Comment avez-vous sélectionné les 300 images qui parcourent ses 160 pages ?
Le processus de création de Solid Maze a débuté pendant la pandémie. J’ai arrêté de voyager pendant un certain temps et je travaillais sans relâche depuis plusieurs années. On pourrait dire que tout a commencé dans ma cuisine, où un mur peint à la peinture magnétique m’a servi de toile de fond pour retrouver des images trouvées dans des dizaines de boîtes de négatifs. J’ai créé deux installations grand format, présentées au Lodz Fotofestival et lors d’une exposition à la Citadel Spandau à Berlin, basées sur ce concept de montage sur un mur magnétique. Durant cette période, j’ai parcouru la quasi-totalité de mes archives, y compris des images inédites et celles prises ces dernières années. Pour la première fois, j’ai inclus du texte dans le livre : des notes personnelles qui font office de lettres, le contexte de moments importants individuels et un fil d’Ariane qui traverse l’espace labyrinthique que j’ai construit. Le processus s’achèvera en novembre 2024, date de publication du livre aux Éditions André Frère.
Quelle était votre intention derrière ce projet ?
Mon objectif était de créer un pont entre l’acte de raconter et l’expérience. De suspendre le temps et de tenter de restituer l’aura particulière que je ressens toujours en regardant des photographies non retouchées.
Dans l’introduction de votre livre, vous avez écrit cette belle phrase : « De nos jours, je considère de plus en plus la photographie comme un fleuve sur lequel on se repose sur les deux rives simultanément. » Laissons les lecteurs découvrir la suite par eux-mêmes, mais pourriez-vous nous expliquer comment votre vision et votre pratique artistiques ont évolué au fil des ans ?

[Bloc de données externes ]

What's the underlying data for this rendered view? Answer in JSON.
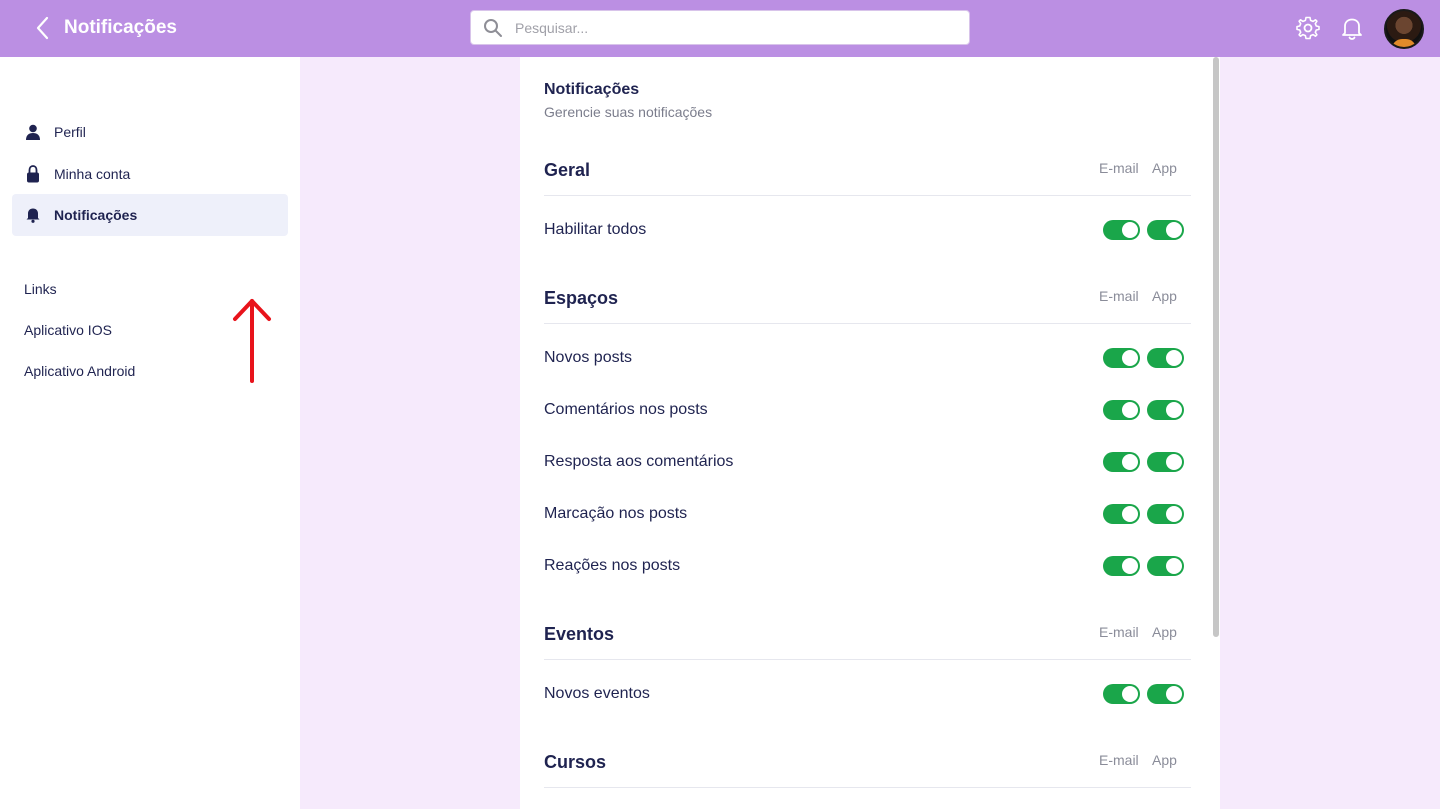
{
  "topbar": {
    "title": "Notificações",
    "search_placeholder": "Pesquisar..."
  },
  "sidebar": {
    "items": [
      {
        "label": "Perfil",
        "icon": "user-icon"
      },
      {
        "label": "Minha conta",
        "icon": "lock-icon"
      },
      {
        "label": "Notificações",
        "icon": "bell-icon",
        "active": true
      }
    ],
    "links": [
      "Links",
      "Aplicativo IOS",
      "Aplicativo Android"
    ]
  },
  "main": {
    "title": "Notificações",
    "subtitle": "Gerencie suas notificações",
    "col_email": "E-mail",
    "col_app": "App",
    "sections": [
      {
        "title": "Geral",
        "rows": [
          {
            "label": "Habilitar todos",
            "email": true,
            "app": true
          }
        ]
      },
      {
        "title": "Espaços",
        "rows": [
          {
            "label": "Novos posts",
            "email": true,
            "app": true
          },
          {
            "label": "Comentários nos posts",
            "email": true,
            "app": true
          },
          {
            "label": "Resposta aos comentários",
            "email": true,
            "app": true
          },
          {
            "label": "Marcação nos posts",
            "email": true,
            "app": true
          },
          {
            "label": "Reações nos posts",
            "email": true,
            "app": true
          }
        ]
      },
      {
        "title": "Eventos",
        "rows": [
          {
            "label": "Novos eventos",
            "email": true,
            "app": true
          }
        ]
      },
      {
        "title": "Cursos",
        "rows": []
      }
    ]
  },
  "colors": {
    "topbar": "#bb8fe3",
    "background": "#f6eafc",
    "toggle_on": "#1aa64a",
    "text": "#1f2350",
    "annotation_arrow": "#e8131b"
  }
}
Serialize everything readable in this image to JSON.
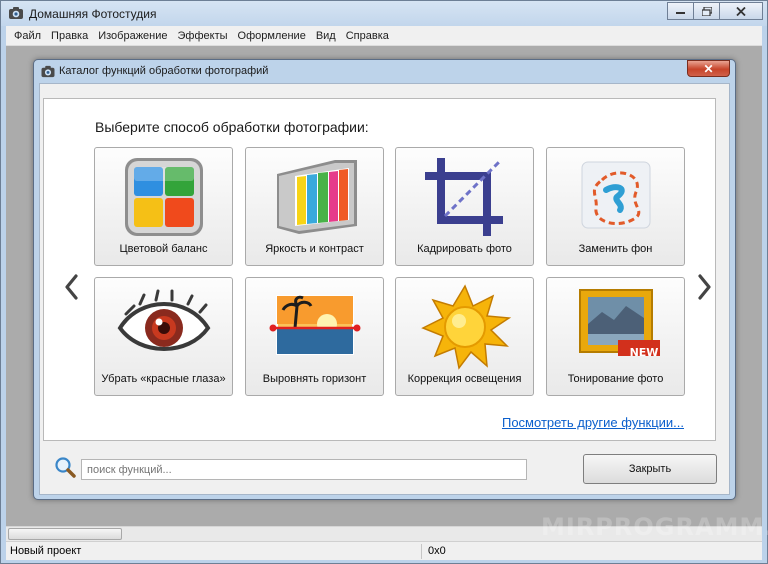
{
  "window": {
    "title": "Домашняя Фотостудия",
    "icon": "camera-icon"
  },
  "menu": [
    "Файл",
    "Правка",
    "Изображение",
    "Эффекты",
    "Оформление",
    "Вид",
    "Справка"
  ],
  "dialog": {
    "title": "Каталог функций обработки фотографий",
    "close_glyph": "✕",
    "heading": "Выберите способ обработки фотографии:",
    "tiles": [
      {
        "label": "Цветовой баланс",
        "icon": "color-balance-icon"
      },
      {
        "label": "Яркость и контраст",
        "icon": "brightness-contrast-icon"
      },
      {
        "label": "Кадрировать фото",
        "icon": "crop-icon"
      },
      {
        "label": "Заменить фон",
        "icon": "replace-background-icon"
      },
      {
        "label": "Убрать «красные глаза»",
        "icon": "red-eye-icon"
      },
      {
        "label": "Выровнять горизонт",
        "icon": "horizon-icon"
      },
      {
        "label": "Коррекция освещения",
        "icon": "sun-icon"
      },
      {
        "label": "Тонирование фото",
        "icon": "toning-icon",
        "badge": "NEW"
      }
    ],
    "more_link": "Посмотреть другие функции...",
    "search_placeholder": "поиск функций...",
    "close_button": "Закрыть"
  },
  "status": {
    "project": "Новый проект",
    "coords": "0x0"
  },
  "watermark": "MIRPROGRAMM.RU",
  "colors": {
    "frame": "#bcd2ea",
    "link": "#0b5fcc",
    "close_red": "#c7442a",
    "workspace": "#ababab"
  }
}
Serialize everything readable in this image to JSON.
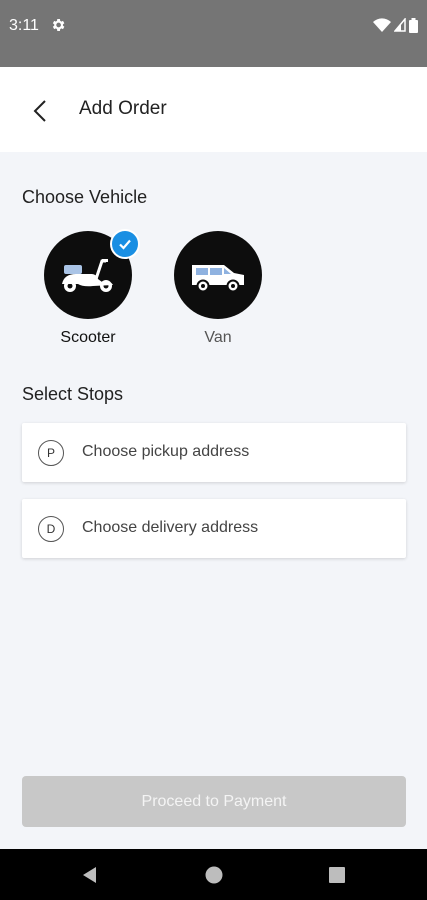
{
  "status_bar": {
    "time": "3:11",
    "icons": [
      "settings-icon",
      "wifi-icon",
      "signal-icon",
      "battery-icon"
    ]
  },
  "header": {
    "title": "Add Order",
    "back_icon": "back-arrow-icon"
  },
  "vehicle_section": {
    "title": "Choose Vehicle",
    "vehicles": [
      {
        "label": "Scooter",
        "icon": "scooter-icon",
        "selected": true
      },
      {
        "label": "Van",
        "icon": "van-icon",
        "selected": false
      }
    ]
  },
  "stops_section": {
    "title": "Select Stops",
    "stops": [
      {
        "badge": "P",
        "placeholder": "Choose pickup address"
      },
      {
        "badge": "D",
        "placeholder": "Choose delivery address"
      }
    ]
  },
  "footer": {
    "proceed_label": "Proceed to Payment"
  },
  "nav_bar": {
    "icons": [
      "nav-back-icon",
      "nav-home-icon",
      "nav-recents-icon"
    ]
  },
  "colors": {
    "accent": "#1a8fe3",
    "status_bar": "#757575",
    "disabled_button": "#c8c8c8",
    "background": "#f3f5f9"
  }
}
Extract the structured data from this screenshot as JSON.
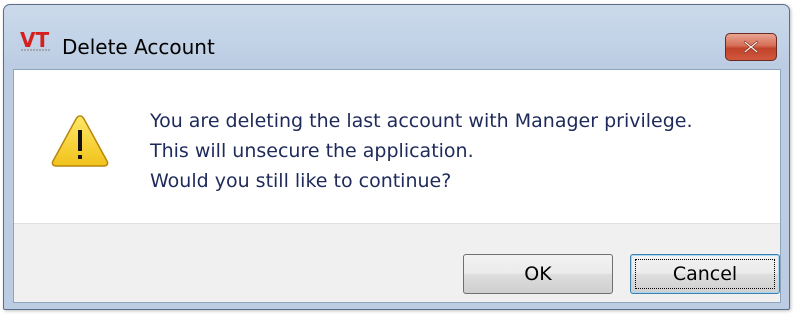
{
  "window": {
    "title": "Delete Account",
    "app_icon_text": "VT"
  },
  "message": {
    "lines": [
      "You are deleting the last account with Manager privilege.",
      "This will unsecure the application.",
      "Would you still like to continue?"
    ],
    "icon": "warning-icon"
  },
  "buttons": {
    "ok_label": "OK",
    "cancel_label": "Cancel"
  },
  "colors": {
    "close_button": "#c7462d",
    "message_text": "#1e2a5a",
    "warning_fill": "#f5d02a"
  }
}
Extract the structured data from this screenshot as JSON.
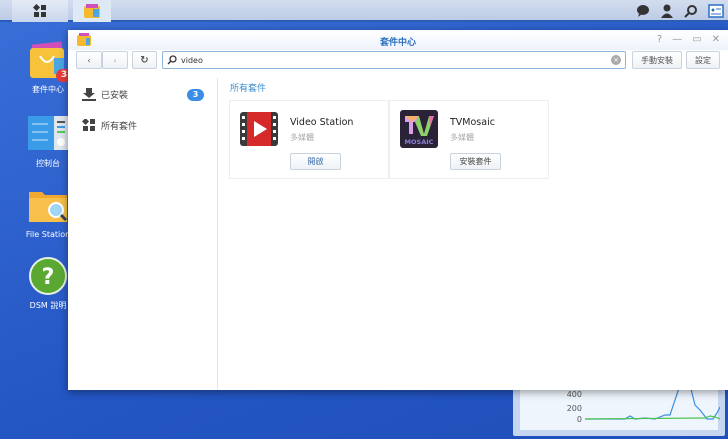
{
  "taskbar": {
    "icons": [
      "main-menu-icon",
      "package-center-icon"
    ],
    "right_icons": [
      "chat-icon",
      "user-icon",
      "search-icon",
      "widgets-icon"
    ]
  },
  "desktop": {
    "items": [
      {
        "label": "套件中心",
        "badge": "3"
      },
      {
        "label": "控制台"
      },
      {
        "label": "File Station"
      },
      {
        "label": "DSM 說明"
      }
    ]
  },
  "window": {
    "title": "套件中心",
    "search_value": "video",
    "manual_install": "手動安裝",
    "settings": "設定"
  },
  "sidebar": {
    "items": [
      {
        "label": "已安裝",
        "badge": "3"
      },
      {
        "label": "所有套件"
      }
    ]
  },
  "main": {
    "section_title": "所有套件",
    "packages": [
      {
        "name": "Video Station",
        "category": "多媒體",
        "action": "開啟"
      },
      {
        "name": "TVMosaic",
        "category": "多媒體",
        "action": "安裝套件",
        "logo_text": "MOSAIC"
      }
    ]
  },
  "widget": {
    "y_labels": [
      "400",
      "200",
      "0"
    ]
  },
  "colors": {
    "accent": "#3a8ed0",
    "desktop": "#2b5fc8"
  }
}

Je pense que mon approche de la photographie a toujours été caractérisée par une émotion et une intuition palpitantes. Je vois la photographie comme des rencontres personnelles avec des personnes et des lieux que je rencontre sur mon chemin. C’est devenu mon quotidien, une sorte de projection de l’intérieur vers l’extérieur. Je pense que la photographie est un médium qui, dans son espace documentaire et informatif, s’appuie évidemment sur la vue, mais a aussi le potentiel de s’exprimer par le biais du toucher, un sens supérieur. C’est ce qui m’intéresse le plus : l’expérience, pendant et après le processus photographique, qui s’ancre sur l’autre rive, liée au temps et à la mémoire.
Ce qui demeure inchangé, c’est que mon langage photographique ne se réfère pas à un lieu ni à une époque précis. Il s’agit plutôt d’une recherche d’une certaine essence de la nature humaine et de ce qui demeure constant, indépendamment du lieu et du temps.
Le temps et la mémoire s’écoulent doucement dans Solid Maze. Comment avez-vous abordé et traduit ces deux notions abstraites et intimes en quelque chose de palpable à travers votre œuvre polysémique ?
Le temps m’apparaissait comme un lieu, une maison en constante rénovation et expansion. Le temps et la mémoire semblaient tous deux vivants, comme de nouvelles pièces ouvertes ou découvertes au cours de ce processus. Leurs structures et leurs murs étaient délicats, et ils sont devenus mon labyrinthe personnel. J’espère avoir réussi à me guider, ainsi qu’un spectateur, à travers ses couloirs.
Noémie de Bellaigue
L’exposition Solid Maze, présentée par la galerie An Inc. et organisée par Kuba Szkudlarek, sera visible à Arles du 7 au 19 juillet à A Space For Photography. Le livre Solid Maze, ainsi que d’autres publications du photographe, sont disponibles sur son site web.